Open tatarsky opened 8 years ago
docker run --name "$USER-$PBS_JOBID"
I love this idea!
I wonder if we can enforce it by having jobs that don't conform to this scheme automatically killed?
By the way, it looks like Torque/Moab 9.0 has Docker integration baked-in: http://docs.adaptivecomputing.com/9-0-0/docker/Content/topics/docker/1-overview/integration.htm
I'm unlikely to do any autokilling due to the time I have left in a primary role. But I will work up the logic of a script I have to consider such non-complying items as killable.
+1 from ComPath for enforcing the rule at submission time. Maybe someone from Juan's group can implement your design.
Folks I've been finding LOTS of orphaned dockers out on the nodes lately. Killing them off is somewhat automated but due to my being a very careful person I still manually review the process before I kill anything.

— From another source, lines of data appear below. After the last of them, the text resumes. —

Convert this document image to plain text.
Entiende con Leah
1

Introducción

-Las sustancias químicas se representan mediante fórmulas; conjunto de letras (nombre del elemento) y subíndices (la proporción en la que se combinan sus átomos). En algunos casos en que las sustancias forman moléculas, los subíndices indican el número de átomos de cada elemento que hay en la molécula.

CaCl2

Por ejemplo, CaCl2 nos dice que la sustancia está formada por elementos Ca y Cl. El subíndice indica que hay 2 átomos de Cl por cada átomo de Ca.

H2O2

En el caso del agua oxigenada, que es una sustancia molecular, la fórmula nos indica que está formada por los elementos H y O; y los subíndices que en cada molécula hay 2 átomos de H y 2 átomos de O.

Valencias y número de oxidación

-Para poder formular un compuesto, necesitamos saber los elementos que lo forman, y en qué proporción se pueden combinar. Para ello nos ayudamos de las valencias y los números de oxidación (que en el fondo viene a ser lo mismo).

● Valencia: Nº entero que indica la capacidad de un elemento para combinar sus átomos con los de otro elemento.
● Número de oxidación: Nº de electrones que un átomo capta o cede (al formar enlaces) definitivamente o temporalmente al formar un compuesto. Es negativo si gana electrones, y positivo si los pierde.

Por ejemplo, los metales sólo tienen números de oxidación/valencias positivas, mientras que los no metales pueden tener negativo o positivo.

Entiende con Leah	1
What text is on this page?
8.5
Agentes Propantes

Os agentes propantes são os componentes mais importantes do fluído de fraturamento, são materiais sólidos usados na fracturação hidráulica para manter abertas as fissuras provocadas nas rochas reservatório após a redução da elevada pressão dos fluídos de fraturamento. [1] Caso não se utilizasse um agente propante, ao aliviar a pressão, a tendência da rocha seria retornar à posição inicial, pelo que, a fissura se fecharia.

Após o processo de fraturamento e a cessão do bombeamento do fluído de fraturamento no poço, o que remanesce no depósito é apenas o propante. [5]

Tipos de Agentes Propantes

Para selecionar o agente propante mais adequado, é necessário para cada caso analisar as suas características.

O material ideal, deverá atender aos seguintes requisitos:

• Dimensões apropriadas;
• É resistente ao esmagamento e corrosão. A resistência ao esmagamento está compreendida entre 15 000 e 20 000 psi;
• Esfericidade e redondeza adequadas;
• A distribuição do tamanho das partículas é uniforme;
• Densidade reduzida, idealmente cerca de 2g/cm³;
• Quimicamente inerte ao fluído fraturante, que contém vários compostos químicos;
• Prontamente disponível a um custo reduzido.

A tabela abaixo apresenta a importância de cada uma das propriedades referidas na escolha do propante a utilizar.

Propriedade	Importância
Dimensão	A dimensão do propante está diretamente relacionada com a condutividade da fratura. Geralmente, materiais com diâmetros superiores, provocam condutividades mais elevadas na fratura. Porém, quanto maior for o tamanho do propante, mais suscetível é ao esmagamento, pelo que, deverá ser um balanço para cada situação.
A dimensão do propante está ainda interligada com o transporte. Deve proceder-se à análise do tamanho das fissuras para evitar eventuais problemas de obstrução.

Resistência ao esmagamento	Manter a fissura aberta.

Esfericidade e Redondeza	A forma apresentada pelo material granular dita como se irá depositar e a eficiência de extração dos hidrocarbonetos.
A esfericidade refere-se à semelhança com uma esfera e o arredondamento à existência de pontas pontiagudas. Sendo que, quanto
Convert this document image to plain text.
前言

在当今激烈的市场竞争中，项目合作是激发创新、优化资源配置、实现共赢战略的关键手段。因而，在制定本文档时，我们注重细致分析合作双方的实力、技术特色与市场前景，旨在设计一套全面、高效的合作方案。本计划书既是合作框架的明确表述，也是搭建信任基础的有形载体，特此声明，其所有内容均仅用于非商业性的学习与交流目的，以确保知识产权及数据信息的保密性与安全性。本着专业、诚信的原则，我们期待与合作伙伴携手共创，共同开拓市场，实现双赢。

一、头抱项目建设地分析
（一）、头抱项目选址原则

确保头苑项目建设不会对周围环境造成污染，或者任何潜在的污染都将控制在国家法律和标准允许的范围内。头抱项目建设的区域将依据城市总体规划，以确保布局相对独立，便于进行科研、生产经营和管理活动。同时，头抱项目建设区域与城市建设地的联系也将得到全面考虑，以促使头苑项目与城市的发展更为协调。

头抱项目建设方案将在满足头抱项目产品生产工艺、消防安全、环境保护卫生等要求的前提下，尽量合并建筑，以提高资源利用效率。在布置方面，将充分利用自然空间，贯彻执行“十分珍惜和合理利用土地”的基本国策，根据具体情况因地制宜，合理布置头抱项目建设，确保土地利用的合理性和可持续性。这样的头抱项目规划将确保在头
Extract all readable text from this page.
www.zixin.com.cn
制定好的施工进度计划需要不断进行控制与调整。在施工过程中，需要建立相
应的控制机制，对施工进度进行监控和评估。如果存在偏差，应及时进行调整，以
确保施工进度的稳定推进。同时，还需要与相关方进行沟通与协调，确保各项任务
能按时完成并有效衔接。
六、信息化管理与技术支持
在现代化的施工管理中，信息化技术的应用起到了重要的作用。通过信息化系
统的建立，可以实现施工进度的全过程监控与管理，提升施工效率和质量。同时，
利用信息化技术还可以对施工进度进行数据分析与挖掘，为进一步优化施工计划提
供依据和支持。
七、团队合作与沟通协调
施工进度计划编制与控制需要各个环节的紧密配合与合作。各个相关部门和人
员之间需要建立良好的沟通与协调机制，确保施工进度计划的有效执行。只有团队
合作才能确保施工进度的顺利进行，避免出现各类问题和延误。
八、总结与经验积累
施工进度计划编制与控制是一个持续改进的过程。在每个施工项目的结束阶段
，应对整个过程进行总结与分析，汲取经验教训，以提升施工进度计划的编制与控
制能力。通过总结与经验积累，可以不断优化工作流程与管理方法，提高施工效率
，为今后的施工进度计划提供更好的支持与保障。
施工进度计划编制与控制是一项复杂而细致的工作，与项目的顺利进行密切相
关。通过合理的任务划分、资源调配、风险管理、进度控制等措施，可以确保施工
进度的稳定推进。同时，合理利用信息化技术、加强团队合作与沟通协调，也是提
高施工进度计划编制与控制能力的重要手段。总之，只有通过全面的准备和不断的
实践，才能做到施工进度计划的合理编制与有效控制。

The main method I use is try to trace it to a job in progress on the node and look at docker top. Most of the orphans BTW seem to be sitting there running
bash
. And tensorflow is a main image right now in this state.I think one very helpful item to confirm my method would be if people would add to their docker execution script via the
--name
argument to docker run the contents of the qsub $PBS_JOBID variable.Aka:
docker run --name $PBS_JOBID something something
Or perhaps more elaborate:
docker run --name "$USER-$PBS_JOBID"
Just something besides the random generated name to help me determine the state of the orphan.
It would be really helpful assuming the root cause of this cannot be fixed or its sporadic. I believe when we discussed this once in some cases the signal to end the docker run was not making it all the way to the docker image due to the way it was run. Can dig out the old Git discussion.